Rechtzeitig vor der Länderspielpause ist der 1. FC Köln also wieder in der Spur – ein guter Zeitpunkt, denn zwei Wochen voller Selbstzweifel vor der schwierigen Aufgabe beim heimstarken Hamburger SV hätte niemand rund um das Geißbockheim gebrauchen können. Dazu hat der effzeh gleich doppelt gezeigt, dass mit ihm zu rechnen ist: Angstgegner dürfen sich die Berliner nun nicht mehr schimpfen – und auch gegen Top-6-Teams versteht es der effzeh zu gewinnen (nach zuvor nur drei Punkte).

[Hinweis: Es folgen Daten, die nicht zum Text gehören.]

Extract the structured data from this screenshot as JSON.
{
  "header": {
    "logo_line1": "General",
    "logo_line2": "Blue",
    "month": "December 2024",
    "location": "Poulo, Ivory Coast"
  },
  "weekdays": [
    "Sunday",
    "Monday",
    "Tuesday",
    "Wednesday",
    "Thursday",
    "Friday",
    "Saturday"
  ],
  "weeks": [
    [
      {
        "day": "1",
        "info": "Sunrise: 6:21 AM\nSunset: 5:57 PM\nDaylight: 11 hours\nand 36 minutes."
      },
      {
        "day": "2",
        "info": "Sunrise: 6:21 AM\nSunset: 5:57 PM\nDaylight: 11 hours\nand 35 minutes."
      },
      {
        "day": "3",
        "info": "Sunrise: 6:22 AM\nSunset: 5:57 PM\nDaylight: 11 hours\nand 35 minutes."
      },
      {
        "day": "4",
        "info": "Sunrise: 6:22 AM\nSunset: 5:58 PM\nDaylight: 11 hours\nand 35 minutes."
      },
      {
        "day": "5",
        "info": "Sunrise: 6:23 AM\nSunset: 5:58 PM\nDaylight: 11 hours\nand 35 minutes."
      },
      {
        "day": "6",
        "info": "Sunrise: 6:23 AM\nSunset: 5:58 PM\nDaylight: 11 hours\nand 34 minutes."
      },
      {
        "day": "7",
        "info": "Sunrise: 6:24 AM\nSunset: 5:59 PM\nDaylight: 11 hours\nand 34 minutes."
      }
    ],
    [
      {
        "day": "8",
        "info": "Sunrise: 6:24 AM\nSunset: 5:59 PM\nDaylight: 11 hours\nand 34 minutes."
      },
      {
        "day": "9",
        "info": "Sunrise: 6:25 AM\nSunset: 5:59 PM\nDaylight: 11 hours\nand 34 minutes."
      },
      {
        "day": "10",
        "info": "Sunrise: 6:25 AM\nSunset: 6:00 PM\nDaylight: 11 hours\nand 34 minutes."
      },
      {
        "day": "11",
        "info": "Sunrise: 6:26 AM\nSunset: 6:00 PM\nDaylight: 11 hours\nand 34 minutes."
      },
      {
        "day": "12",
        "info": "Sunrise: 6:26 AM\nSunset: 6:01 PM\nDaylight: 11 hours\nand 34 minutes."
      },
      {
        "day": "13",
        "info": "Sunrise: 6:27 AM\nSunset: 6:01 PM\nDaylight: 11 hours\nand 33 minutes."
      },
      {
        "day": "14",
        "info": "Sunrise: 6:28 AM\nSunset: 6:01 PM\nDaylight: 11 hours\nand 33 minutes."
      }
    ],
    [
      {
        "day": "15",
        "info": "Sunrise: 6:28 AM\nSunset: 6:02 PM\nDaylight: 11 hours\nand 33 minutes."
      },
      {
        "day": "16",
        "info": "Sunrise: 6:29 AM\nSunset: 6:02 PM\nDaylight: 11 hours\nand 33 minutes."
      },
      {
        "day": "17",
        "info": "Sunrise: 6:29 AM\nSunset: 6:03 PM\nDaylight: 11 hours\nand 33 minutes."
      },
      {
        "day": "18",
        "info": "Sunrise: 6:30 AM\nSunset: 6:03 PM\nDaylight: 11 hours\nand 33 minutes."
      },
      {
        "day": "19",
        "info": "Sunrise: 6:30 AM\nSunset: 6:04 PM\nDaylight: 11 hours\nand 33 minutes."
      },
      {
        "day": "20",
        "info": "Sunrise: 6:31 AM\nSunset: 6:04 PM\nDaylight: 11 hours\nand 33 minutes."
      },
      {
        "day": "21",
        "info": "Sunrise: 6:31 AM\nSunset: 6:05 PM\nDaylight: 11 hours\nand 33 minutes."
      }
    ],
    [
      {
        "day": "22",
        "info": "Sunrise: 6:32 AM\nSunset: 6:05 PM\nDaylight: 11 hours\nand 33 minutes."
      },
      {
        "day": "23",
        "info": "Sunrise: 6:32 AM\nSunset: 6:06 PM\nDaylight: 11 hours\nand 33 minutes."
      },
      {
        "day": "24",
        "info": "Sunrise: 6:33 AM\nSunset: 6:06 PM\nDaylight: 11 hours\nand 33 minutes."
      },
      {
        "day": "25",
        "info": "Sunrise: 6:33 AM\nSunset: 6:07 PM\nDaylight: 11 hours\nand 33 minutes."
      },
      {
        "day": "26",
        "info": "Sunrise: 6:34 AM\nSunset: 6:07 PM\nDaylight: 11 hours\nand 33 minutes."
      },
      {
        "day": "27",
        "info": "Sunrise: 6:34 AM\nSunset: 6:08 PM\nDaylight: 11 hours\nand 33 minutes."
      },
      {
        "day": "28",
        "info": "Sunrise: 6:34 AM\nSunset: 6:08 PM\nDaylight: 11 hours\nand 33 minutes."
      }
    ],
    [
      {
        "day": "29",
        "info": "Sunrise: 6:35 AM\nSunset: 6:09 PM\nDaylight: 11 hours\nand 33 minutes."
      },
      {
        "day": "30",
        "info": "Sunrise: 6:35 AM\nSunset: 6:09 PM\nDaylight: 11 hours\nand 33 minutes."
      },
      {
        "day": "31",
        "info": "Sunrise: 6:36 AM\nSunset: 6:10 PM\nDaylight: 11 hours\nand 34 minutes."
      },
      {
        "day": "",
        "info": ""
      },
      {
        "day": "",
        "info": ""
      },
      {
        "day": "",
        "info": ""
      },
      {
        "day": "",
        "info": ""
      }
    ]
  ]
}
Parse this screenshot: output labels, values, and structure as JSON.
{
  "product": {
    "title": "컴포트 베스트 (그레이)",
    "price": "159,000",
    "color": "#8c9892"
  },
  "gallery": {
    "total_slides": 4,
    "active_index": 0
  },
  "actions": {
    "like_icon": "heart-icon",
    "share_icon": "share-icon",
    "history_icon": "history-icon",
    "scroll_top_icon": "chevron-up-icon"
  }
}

…und dann fahren wir nach Mailand…

Moralisch gestärkt in die wegweisende Englische Woche mit dem Duell in Hamburg und dem Heimspiel-Doppelpack gegen die direkten Kontrahenten aus Frankfurt und Mönchengladbach zu gehen kann definitiv nicht schaden. Auch personell dürfte die Welt nach der Länderspielpause anders aussehen: Leonardo Bittencourt ist ebenso wie Sehrou Guirassy wieder bei Teilen des Teamtrainings aktiv, Frederik Sörensen konnte nach seiner nicht näher definierten Muskelverletzung gegen Hertha BSC bereits sein Blitz-Comeback feiern. Auch den Rückkehrern Timo Horn und Matthias Lehmann dürften die Einheiten bis zum 1. April nach ihrer längeren Abstinenz gut tun.

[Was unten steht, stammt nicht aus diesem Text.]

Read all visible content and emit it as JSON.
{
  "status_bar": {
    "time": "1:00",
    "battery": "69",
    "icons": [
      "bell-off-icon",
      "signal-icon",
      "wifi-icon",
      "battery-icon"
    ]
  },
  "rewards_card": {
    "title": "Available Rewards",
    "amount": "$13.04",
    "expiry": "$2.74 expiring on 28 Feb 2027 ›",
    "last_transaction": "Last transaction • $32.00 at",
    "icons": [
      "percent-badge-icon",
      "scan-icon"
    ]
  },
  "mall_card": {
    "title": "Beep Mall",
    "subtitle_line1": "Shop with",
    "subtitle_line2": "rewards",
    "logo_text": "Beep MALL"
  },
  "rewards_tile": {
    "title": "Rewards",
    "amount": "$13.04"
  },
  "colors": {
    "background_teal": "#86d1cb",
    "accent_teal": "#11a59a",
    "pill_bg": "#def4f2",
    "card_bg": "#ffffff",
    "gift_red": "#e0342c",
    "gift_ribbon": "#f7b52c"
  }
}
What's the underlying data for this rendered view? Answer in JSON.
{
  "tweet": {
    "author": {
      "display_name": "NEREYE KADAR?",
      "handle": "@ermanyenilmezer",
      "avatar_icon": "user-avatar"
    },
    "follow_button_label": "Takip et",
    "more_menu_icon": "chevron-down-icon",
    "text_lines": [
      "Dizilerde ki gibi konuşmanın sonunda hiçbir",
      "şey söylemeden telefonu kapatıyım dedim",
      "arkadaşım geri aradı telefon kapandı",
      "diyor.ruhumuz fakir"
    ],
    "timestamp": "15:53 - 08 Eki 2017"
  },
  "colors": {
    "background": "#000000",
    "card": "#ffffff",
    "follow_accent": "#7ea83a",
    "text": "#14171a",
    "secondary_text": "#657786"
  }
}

Foto: Maja Hitij/Bongarts/Getty Images

Für die Fans kommt die Länderspielpause dagegen zum falschen Zeitpunkt, hatte der Sonnenschein im Herzen doch endlich wieder Sommerqualität angenommen. Die Träume von Kopenhagen, Mailand und Baku – sie sind alle lebendig wie lange nicht mehr. Neun Spiele stehen noch auf dem Programm, knapp ein Viertel vor dem Ende der Saison ist der 1. FC Köln Sechster in der Bundesliga. Von ähnlichen Platzierungen erzählen uns für gewöhnlich unsere Väter.

…um den FC Köln zu seh’n!

Es wird nun richtig, richtig ernst, denn jetzt beginnt der Endspurt Richtung Europapokal. Die Rechenschieber werden heiß laufen, die Blicke auf das eigene Team und die Ergebnisse der Konkurrenz genauer. Die Hymne der effzeh-Fans steht jedenfalls schon parat: „Wir träumen von Europa, vom Europapokal. Nur einmal 1. Runde – wo wir spielen, ist uns egal!“, singen die Jungs und Mädels in der Kurve bereits. Unmöglich ist es nicht, dass sich dieser Traum in diesem Jahr endlich erfüllt. Und bis dahin dürfte auch der vermaledeite Petrus die Zeichen der Zeit erkannt haben.